I was recently asked to give a keynote on “Licensing in the Age of AI” for the Licensing Executives Society (LES). Doing so gave me the opportunity to brush up a presentation I made a couple years ago about the state of early-stage AI investing. It’s an area I continue to be excited about and the updated slides are embedded below.
What have been some major changes in the world of AI in the past 2 years?
- Private funding continues to grow at an unprecedented pace as AI penetrates nearly every field. The line is starting to blur between cloud software and AI – all companies now are taking their data stored in the cloud and applying a layer of intelligence (slide 9).
- We’re continuing to see large amounts of capital flowing towards AI companies. On average, these rounds appear to be getting larger, which mirrors a broader trend in the venture ecosystem of larger private raises and companies staying private longer (slide 7)

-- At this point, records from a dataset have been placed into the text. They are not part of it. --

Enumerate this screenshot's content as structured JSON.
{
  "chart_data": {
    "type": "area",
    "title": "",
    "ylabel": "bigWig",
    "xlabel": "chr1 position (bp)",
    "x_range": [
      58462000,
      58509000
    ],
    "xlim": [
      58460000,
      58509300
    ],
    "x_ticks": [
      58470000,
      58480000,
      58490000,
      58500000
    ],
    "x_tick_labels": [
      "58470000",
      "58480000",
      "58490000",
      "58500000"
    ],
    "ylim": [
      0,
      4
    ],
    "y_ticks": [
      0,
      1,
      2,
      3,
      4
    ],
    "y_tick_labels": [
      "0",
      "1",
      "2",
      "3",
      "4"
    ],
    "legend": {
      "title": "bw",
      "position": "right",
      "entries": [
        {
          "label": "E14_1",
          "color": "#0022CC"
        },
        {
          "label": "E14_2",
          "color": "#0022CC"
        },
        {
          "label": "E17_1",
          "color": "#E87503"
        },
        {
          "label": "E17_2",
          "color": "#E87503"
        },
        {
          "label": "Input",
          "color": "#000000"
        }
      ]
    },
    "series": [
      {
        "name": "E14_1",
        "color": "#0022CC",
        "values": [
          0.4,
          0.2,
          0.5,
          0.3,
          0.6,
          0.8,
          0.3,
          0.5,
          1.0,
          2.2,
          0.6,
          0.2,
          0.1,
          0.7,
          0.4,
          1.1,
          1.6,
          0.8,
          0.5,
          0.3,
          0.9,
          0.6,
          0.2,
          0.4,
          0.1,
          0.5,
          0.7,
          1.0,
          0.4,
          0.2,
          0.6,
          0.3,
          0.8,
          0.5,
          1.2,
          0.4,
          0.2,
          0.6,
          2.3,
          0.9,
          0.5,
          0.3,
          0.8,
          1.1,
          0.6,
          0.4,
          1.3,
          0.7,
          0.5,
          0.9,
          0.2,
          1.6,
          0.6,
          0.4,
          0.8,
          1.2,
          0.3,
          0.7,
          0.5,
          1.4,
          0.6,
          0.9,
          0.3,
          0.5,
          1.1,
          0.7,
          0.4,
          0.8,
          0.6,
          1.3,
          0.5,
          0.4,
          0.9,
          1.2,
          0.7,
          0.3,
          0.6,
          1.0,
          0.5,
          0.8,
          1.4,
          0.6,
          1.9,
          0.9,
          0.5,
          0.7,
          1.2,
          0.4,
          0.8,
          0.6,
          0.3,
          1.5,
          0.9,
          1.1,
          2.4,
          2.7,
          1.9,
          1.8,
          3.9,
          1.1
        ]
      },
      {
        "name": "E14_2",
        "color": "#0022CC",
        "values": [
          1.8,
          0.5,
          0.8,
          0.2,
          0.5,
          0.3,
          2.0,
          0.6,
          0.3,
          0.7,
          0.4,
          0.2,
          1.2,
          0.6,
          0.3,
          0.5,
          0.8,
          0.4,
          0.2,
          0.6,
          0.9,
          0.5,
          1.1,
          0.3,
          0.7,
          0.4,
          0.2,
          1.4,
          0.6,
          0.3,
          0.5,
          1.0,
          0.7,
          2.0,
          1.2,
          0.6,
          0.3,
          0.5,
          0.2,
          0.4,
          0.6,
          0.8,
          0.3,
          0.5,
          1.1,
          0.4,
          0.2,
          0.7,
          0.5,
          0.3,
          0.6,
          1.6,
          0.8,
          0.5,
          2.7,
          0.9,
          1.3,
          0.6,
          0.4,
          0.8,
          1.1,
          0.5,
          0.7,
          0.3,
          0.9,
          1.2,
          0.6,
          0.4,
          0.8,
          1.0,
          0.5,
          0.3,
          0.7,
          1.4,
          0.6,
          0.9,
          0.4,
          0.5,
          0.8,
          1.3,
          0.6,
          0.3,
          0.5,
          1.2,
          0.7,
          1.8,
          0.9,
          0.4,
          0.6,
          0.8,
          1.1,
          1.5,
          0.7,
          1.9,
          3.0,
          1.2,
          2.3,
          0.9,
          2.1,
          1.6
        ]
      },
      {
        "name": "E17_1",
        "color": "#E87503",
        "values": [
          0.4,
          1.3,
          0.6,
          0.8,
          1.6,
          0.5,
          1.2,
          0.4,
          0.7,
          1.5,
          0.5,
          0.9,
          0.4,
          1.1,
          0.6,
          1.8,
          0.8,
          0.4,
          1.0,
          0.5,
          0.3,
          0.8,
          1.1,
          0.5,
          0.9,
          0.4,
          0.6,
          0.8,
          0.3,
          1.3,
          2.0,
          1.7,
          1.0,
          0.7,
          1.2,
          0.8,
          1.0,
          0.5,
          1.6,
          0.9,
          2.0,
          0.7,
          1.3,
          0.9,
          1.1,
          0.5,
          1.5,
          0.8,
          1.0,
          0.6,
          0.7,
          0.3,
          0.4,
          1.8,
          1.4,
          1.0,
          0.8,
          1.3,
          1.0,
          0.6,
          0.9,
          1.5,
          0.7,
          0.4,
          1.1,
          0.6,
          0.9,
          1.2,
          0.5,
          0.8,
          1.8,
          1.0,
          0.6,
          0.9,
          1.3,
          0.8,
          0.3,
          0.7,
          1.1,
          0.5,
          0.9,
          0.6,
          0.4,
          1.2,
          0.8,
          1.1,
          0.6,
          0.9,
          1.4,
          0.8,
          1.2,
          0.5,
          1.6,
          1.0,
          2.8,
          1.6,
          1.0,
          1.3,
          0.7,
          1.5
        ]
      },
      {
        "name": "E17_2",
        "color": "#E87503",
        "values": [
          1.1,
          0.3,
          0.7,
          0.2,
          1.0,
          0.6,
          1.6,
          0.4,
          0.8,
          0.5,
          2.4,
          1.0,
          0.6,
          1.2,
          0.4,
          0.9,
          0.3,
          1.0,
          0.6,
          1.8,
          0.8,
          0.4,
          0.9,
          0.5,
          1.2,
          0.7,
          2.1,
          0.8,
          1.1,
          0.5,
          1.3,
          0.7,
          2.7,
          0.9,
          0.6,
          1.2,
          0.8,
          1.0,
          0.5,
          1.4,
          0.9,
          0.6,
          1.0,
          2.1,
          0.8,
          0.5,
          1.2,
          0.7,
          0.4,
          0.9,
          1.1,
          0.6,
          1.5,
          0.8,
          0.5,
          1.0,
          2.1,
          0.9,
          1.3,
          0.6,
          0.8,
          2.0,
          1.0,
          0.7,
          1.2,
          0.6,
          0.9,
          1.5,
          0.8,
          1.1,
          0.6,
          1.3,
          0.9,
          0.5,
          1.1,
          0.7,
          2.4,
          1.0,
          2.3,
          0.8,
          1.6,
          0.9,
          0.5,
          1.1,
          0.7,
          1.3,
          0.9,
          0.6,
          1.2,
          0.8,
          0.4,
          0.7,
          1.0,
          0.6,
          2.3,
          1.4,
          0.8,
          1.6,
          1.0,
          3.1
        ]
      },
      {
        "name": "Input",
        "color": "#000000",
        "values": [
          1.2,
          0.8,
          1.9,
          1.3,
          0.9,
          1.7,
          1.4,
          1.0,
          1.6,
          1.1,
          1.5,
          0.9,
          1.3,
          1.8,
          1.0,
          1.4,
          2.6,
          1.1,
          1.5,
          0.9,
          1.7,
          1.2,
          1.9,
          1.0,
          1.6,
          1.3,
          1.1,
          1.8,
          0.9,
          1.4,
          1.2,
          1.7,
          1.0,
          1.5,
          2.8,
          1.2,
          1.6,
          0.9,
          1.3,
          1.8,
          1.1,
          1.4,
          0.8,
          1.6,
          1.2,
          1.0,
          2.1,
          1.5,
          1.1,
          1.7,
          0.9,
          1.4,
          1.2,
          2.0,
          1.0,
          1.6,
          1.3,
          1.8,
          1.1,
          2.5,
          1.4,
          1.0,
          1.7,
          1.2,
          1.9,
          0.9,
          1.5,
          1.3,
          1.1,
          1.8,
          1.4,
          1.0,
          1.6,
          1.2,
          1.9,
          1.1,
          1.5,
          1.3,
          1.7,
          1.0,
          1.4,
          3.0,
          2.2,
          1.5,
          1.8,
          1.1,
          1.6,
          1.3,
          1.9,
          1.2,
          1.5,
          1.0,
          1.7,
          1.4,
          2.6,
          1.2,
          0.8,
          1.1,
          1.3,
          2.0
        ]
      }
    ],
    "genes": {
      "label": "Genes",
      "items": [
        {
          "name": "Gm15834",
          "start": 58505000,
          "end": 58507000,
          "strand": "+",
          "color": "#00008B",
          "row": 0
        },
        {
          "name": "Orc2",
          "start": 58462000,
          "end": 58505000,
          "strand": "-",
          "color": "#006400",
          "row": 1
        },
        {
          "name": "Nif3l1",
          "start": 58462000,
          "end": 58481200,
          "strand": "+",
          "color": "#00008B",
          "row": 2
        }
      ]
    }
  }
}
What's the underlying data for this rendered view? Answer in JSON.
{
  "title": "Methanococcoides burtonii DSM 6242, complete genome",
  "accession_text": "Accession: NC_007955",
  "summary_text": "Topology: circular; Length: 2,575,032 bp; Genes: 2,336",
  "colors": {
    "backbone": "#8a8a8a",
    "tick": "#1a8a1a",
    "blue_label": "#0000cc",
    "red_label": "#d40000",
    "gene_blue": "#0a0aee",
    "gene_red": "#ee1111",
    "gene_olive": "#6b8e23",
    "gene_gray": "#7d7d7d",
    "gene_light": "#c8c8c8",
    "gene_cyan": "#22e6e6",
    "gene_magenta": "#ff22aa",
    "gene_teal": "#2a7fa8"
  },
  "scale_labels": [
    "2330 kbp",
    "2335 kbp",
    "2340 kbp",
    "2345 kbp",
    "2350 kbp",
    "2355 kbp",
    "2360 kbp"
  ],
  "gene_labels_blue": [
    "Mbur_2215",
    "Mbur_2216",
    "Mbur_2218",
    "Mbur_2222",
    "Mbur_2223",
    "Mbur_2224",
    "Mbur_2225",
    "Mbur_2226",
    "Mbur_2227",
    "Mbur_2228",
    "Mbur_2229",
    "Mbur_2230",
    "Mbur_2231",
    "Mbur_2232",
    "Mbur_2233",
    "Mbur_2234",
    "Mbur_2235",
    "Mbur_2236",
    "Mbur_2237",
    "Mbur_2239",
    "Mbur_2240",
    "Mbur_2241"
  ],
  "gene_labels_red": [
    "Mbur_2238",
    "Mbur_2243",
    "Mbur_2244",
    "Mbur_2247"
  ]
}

- Many of these large financings are for Chinese companies, and as many experts have noted, China is increasingly a world leader in AI, from commercial financing to patent patent filing to peer-reviewed publications. At all stages of development – research, IP and commercialization – China is no doubt a mover and shaker (slide 8).
What key opportunities has the COVID19 pandemic unlocked? (slide 10/11)
- At a high level, there are more opportunities for automation as companies look to cut costs and stay competitive.
- As teams become more distributed and need to maintain social distance, we will look to robots or computer vision-enabled systems to fulfill important human-facing tasks.
- As eCommerce adoption accelerates, we will require a wide swath of warehouse and logistics automation tools.
- As healthcare moves to a telemedicine-first model, AI-based diagnostics/triage/support will become more widely adopted.
Updates to my “6 Laws”
The one notable change is that “Voice is the new UI” has been replaced by “Clear ROI and value-based pricing” (slide 17). While the proliferation of voice assistants has been significant, there have been very few meaningful applications or use cases, as I discussed previously. The one change I am seeing is that companies are increasingly attempting to prove a clear ROI for their end customers and tying pricing to value. A great example of this is Redwood City-based Opsani which offers cloud infrastructure cost optimization software. By charging their customers only a percentage of the cost savings their software offers, Opsani clearly ties cost and value, making adoption a no-brainer. Cloud cost optimization is a category I continue to be intrigued by as development teams move to a new paradigm of CI/CD/CO (continuous integration, delivery, AND optimization) on multi-cloud architecture.
Overall, as AI has gone from scientific novelty to a core part of the enterprise software stack, buyers rightfully care less about fancy buzzwords and cool tech and more about actual business ROI.